By Lars Magne Ingebrigtsen

A lifetime ago (in 1993), a guy called Ti Kan wrote a CD player called xmcd. He thought it would be a nice idea to allow people to identify what CDs they were playing, so he invented a database to store CD and track names in. To identify each CD, he created a "CDDB ID", which was supposed to be as unique as possible. This rant is about that CDDB ID, which plagues us to this day.

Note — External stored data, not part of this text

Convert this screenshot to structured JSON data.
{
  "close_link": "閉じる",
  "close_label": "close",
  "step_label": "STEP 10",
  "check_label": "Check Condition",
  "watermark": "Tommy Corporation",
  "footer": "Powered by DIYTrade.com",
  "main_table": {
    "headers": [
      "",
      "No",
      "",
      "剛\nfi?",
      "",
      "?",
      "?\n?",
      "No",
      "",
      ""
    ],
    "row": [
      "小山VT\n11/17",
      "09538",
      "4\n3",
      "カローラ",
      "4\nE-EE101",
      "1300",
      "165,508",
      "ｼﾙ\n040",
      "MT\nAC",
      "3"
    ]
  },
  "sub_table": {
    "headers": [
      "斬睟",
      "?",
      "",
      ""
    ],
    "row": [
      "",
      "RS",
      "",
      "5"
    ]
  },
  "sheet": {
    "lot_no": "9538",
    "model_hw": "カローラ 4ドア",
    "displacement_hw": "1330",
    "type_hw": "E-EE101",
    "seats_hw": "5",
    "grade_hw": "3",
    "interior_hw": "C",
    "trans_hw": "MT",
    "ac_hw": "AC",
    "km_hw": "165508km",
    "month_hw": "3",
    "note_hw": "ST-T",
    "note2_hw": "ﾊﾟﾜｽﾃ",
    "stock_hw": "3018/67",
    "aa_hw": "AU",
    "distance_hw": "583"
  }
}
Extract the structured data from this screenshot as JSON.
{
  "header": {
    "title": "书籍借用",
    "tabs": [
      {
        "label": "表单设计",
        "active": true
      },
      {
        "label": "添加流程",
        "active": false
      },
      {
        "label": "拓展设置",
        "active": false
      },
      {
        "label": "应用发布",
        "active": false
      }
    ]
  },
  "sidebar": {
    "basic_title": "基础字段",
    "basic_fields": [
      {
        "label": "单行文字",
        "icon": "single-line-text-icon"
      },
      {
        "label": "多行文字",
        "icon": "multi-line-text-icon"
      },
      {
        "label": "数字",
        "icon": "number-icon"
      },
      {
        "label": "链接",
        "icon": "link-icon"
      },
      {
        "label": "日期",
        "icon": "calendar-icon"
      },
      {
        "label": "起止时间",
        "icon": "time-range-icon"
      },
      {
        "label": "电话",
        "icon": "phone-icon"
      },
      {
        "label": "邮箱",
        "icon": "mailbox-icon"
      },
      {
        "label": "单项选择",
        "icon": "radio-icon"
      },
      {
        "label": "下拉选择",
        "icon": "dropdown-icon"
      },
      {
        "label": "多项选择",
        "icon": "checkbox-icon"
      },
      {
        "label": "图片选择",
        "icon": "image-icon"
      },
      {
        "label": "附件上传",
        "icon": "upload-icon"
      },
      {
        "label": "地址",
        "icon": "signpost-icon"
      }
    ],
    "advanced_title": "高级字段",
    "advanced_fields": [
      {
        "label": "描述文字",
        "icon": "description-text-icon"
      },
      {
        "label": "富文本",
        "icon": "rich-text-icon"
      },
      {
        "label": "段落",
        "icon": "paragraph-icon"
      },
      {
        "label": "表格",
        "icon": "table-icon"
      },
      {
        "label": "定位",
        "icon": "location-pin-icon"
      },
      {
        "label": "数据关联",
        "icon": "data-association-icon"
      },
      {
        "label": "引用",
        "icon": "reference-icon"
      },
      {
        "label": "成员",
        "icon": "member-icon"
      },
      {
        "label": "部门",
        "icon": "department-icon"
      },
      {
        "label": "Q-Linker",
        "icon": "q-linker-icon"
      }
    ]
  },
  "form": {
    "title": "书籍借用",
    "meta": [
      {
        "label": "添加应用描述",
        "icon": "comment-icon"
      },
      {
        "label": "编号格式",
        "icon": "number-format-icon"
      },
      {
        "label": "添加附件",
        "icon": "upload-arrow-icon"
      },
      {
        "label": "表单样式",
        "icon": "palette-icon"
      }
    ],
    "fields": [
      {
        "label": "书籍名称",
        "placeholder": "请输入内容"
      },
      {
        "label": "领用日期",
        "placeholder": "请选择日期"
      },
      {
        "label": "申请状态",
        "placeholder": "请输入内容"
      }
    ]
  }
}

The people who invented the Red Book CD format didn't see the need to be able to (electronically) identify CDs. There are no unique identifiers on CDs. What we have, really, is only the table of contents (TOC), which lists where each song starts by frame number. (Each second has 75 frames.)

Here's an example:

# Track frame offsets:
#	150
#	15095
#	28530
#	40556
#	60479
#	81952
#	100762
#	112675
#	128656
#	145954
#
# Disc length: 2260

Now, that looks like quite a bit of data to work with. You could either just use all that as the "signature" of the CD (which might be a handful), or you could just use a hash of that.

Ti Kan wanted to use a hash. He could have chosen something like CRC32, which would have given him a 32 bit number, yielding 4 billion unique IDs.

Instead he wrote his own hash.

The CDDB ID of the album up there is "6808d20a". As we can see, it's a 32 bit number. However, it doesn't yield 4 billion unique IDs.

Let's decompose the ID.

The last byte (0a) is the number of tracks on the album. Let's count. Yup. Ten.

The two middle bytes (08d2) is the number of seconds on the album. Get a hex calculator out, and you'll see that that equals 2260.

The first byte is actually a checksum of sorts. It's the sum of all the digits of start of all the tracks (in seconds), modulo 255.

Put these three parts together, and you have the CDDB ID.

The up-shoot of this is that if you have two albums that have ten tracks, and they are of the same length in seconds, you have a (to be charitable) 1-in-255 chance of getting the same ID. That might seem like a pretty good deal, but it's not. The problem is that 90% of pop music albums are in the 40-50 minute range, and have 8-12 tracks. And there are millions of CDs out there.

There's also the fascinating fact that almost all CDs have the first track starting around frame 150-180, which means that the checksum of CDs with a single track ends up being "2". Virtually all single-track CDs that have a length of 500 seconds have the following identifier: "0201f401".

When submitting a CD in the "rock" category to freedb, the likelihood of it being rejected due to a CDDB ID collision is over 50%. There are only 2.5M CDs in that database. With an ideal 32 bit hash you'd have 4 billions possible identifiers, and the likelihood of collisions would be minuscule.

Perhaps it's unfair to rant about this at this late stage, but it seems like nobody else has bothered. And we're still being plagued by this awful design, 15 years after the fact. The number of deployed CD players that use the CDDB ID is huge (thousands of different players used by millions of people). Fixing this problem now basically means abandoning the CDDB ID altogether, which is what services like Gracenote and MusicBrainz is doing.

Ti Kan was made aware (not by me) of this problem back in 1994, and given a script to convert this format into a CRC32-based format, but he rejected it because the deployed base was too big. At that point it was probably in the high dozens.


2007-11-10 16:30:32